We applaud the Governor for not including in his proposed budget an increase in New Jersey’s sales tax and changes to the state’s overall corporate business taxes, but his proposal to expand the millionaires’ tax will drive high-earning residents and their tax dollars out of the state and hurt small businesses that flow their income taxes through personal returns, while doing nothing to address New Jersey's ballooning pension liability.
The only way to solve the state’s debt problem is through pension and benefit reform, which is why the NJCPA continues to endorse Senate President Sweeney’s “Path to Progress” package of bills that would, among other things, shift from the current defined benefit pension system to a sustainable hybrid system and change benefits for new public workers, which could save the state millions of dollars a year.

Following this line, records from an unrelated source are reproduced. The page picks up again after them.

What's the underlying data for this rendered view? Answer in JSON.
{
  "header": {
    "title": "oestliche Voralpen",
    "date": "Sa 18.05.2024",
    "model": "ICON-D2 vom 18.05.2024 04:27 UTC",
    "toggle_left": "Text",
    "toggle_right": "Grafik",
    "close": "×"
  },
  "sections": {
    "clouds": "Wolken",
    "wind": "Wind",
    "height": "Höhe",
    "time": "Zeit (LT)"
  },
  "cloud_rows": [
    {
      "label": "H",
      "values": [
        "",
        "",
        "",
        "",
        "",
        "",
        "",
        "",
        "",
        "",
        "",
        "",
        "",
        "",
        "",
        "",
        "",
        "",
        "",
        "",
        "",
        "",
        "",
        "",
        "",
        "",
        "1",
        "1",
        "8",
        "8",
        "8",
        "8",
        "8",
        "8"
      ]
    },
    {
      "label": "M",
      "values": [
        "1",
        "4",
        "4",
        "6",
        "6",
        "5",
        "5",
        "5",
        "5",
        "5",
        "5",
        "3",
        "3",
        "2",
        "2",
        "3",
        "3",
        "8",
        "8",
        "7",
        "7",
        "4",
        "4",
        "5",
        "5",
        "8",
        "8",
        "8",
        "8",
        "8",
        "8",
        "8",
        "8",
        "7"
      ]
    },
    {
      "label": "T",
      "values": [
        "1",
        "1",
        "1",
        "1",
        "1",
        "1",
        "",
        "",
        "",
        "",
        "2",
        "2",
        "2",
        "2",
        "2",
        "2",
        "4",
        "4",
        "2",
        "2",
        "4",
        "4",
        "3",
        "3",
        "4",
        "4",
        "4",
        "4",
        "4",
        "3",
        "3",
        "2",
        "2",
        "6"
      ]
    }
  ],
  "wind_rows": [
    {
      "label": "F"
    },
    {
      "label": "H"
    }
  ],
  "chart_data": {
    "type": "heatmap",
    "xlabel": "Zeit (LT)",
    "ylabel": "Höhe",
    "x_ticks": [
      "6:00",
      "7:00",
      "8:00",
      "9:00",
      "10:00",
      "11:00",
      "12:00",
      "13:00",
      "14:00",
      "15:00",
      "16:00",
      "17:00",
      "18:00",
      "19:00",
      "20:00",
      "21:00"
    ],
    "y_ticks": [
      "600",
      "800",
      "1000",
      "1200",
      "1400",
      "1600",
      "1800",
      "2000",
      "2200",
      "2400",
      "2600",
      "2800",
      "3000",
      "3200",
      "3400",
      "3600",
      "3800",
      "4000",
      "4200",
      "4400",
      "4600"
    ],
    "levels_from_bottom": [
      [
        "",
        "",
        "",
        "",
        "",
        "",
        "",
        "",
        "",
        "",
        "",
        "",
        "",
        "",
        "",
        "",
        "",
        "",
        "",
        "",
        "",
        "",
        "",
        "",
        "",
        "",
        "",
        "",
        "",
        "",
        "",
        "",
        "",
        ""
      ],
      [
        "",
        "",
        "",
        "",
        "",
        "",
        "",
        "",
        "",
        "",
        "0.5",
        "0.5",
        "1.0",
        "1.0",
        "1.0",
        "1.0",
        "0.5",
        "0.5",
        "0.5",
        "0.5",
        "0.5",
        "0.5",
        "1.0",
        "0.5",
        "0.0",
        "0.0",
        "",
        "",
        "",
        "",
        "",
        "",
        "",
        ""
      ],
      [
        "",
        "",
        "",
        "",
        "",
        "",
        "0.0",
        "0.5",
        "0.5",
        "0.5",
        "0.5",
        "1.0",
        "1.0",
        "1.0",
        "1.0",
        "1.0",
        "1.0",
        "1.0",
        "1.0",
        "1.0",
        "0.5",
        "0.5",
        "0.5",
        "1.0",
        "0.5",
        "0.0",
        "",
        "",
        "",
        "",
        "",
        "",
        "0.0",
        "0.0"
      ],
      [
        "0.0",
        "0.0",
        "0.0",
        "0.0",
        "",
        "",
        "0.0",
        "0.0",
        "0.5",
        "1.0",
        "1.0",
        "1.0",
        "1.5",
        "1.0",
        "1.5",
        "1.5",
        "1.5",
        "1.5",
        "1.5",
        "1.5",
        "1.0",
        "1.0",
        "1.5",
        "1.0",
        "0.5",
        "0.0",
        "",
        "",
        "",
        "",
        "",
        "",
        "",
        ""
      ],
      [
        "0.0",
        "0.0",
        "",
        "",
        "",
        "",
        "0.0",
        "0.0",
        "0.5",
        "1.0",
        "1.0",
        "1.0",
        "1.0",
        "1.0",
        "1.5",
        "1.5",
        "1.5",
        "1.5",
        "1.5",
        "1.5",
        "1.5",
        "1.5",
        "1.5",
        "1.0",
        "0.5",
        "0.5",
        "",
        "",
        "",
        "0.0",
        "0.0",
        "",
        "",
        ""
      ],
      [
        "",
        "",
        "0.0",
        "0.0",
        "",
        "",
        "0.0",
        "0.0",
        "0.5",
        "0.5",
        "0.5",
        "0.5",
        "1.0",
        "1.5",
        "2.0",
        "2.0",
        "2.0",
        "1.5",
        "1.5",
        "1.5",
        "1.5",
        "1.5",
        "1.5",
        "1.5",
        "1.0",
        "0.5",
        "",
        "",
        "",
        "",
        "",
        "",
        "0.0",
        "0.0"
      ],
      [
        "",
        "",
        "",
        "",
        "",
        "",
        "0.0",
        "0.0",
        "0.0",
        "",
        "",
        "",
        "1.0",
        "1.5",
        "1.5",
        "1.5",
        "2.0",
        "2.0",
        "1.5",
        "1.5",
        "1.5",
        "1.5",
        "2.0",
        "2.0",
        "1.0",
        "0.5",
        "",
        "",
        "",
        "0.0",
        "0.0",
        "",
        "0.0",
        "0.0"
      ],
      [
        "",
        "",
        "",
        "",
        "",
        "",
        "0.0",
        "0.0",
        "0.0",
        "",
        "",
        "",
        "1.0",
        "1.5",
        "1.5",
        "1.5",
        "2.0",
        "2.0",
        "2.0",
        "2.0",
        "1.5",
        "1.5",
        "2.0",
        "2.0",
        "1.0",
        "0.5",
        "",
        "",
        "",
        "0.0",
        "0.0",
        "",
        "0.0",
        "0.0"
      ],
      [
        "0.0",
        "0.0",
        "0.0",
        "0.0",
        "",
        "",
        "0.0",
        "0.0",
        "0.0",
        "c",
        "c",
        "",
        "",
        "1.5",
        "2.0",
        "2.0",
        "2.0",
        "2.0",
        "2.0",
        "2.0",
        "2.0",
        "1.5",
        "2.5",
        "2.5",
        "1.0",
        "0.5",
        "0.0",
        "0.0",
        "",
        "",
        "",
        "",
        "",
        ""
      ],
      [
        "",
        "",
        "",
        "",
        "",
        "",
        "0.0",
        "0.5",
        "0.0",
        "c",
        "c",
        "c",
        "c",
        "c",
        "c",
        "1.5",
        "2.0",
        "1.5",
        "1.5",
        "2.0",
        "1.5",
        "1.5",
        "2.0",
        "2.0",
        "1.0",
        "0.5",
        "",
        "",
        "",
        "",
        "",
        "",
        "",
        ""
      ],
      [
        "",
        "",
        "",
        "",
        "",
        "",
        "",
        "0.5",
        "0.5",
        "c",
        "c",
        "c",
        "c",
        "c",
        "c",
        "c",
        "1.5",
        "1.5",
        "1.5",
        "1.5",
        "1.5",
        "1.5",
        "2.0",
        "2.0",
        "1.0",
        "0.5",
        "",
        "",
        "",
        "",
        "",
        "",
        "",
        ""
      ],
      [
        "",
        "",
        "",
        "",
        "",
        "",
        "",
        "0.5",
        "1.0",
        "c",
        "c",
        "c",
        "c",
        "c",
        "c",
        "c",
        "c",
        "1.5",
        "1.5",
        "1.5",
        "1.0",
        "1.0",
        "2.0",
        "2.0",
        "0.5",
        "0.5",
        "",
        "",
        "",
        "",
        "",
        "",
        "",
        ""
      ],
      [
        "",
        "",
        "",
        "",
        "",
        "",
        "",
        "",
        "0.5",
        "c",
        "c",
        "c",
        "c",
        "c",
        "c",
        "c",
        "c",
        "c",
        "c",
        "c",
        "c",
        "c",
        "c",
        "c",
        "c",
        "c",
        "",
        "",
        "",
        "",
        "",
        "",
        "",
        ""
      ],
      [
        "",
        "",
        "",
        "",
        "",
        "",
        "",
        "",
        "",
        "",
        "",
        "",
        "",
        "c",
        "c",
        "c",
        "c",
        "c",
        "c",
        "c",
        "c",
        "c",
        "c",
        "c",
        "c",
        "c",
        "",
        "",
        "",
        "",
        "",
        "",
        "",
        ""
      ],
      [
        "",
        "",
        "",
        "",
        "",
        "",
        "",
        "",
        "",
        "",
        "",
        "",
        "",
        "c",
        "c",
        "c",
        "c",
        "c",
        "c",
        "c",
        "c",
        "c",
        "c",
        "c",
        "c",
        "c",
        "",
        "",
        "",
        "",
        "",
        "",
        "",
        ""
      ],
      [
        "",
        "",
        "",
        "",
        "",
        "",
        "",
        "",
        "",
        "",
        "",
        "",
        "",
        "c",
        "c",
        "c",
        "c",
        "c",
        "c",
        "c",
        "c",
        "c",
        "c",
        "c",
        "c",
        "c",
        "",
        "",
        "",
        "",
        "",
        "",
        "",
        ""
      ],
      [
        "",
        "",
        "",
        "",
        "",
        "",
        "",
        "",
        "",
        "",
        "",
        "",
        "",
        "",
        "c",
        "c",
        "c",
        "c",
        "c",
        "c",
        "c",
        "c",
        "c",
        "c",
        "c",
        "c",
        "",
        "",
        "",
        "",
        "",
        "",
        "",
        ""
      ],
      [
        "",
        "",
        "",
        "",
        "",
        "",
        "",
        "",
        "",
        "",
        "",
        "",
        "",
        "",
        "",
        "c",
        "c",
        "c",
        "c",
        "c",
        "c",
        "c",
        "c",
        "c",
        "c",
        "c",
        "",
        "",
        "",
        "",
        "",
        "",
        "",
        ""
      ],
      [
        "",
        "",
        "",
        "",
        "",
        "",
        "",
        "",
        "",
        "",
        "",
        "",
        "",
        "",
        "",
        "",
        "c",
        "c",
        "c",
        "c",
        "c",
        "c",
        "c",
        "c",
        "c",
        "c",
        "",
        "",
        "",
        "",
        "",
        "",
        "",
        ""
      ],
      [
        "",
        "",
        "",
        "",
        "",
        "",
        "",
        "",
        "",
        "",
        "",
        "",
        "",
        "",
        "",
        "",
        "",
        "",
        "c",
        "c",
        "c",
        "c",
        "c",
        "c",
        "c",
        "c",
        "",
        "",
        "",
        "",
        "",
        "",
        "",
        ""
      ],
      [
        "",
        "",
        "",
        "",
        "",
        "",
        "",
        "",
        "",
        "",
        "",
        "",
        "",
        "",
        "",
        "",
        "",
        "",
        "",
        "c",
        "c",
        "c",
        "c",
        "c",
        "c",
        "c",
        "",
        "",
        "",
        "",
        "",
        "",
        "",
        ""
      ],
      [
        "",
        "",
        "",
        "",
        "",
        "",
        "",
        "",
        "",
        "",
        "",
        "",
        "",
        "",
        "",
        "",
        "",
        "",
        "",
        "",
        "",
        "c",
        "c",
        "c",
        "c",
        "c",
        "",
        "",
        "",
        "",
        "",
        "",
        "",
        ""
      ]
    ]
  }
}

The NJCPA has long advocated for policies that will generate economic growth and a fair tax system that enables companies and individuals to thrive. We are concerned that the increased spending and revenue raisers in the Governor’s budget will have far-reaching consequences, affecting New Jersey’s ability to grow and attract business.
NJCPA members serve tens of thousands of businesses and individuals. They are on the front lines of the state’s economy, in the trenches with the people who make the thousands of decisions every day, big and small, that shape New Jersey’s economic climate. Our members are, by and large, practical and realistic. They know that the state can’t tax its way to prosperity.
Our members already hear objections about New Jersey’s high taxes from clients who are looking to leave New Jersey. In a member survey, 75 percent said they have recommended to some clients that they move out of state. In short, the proposed budget plan will be counterproductive.
We need to work together to provide an environment that not only fosters growth but adapts quickly to changing business needs. The NJCPA stands ready to be a resource to the Governor.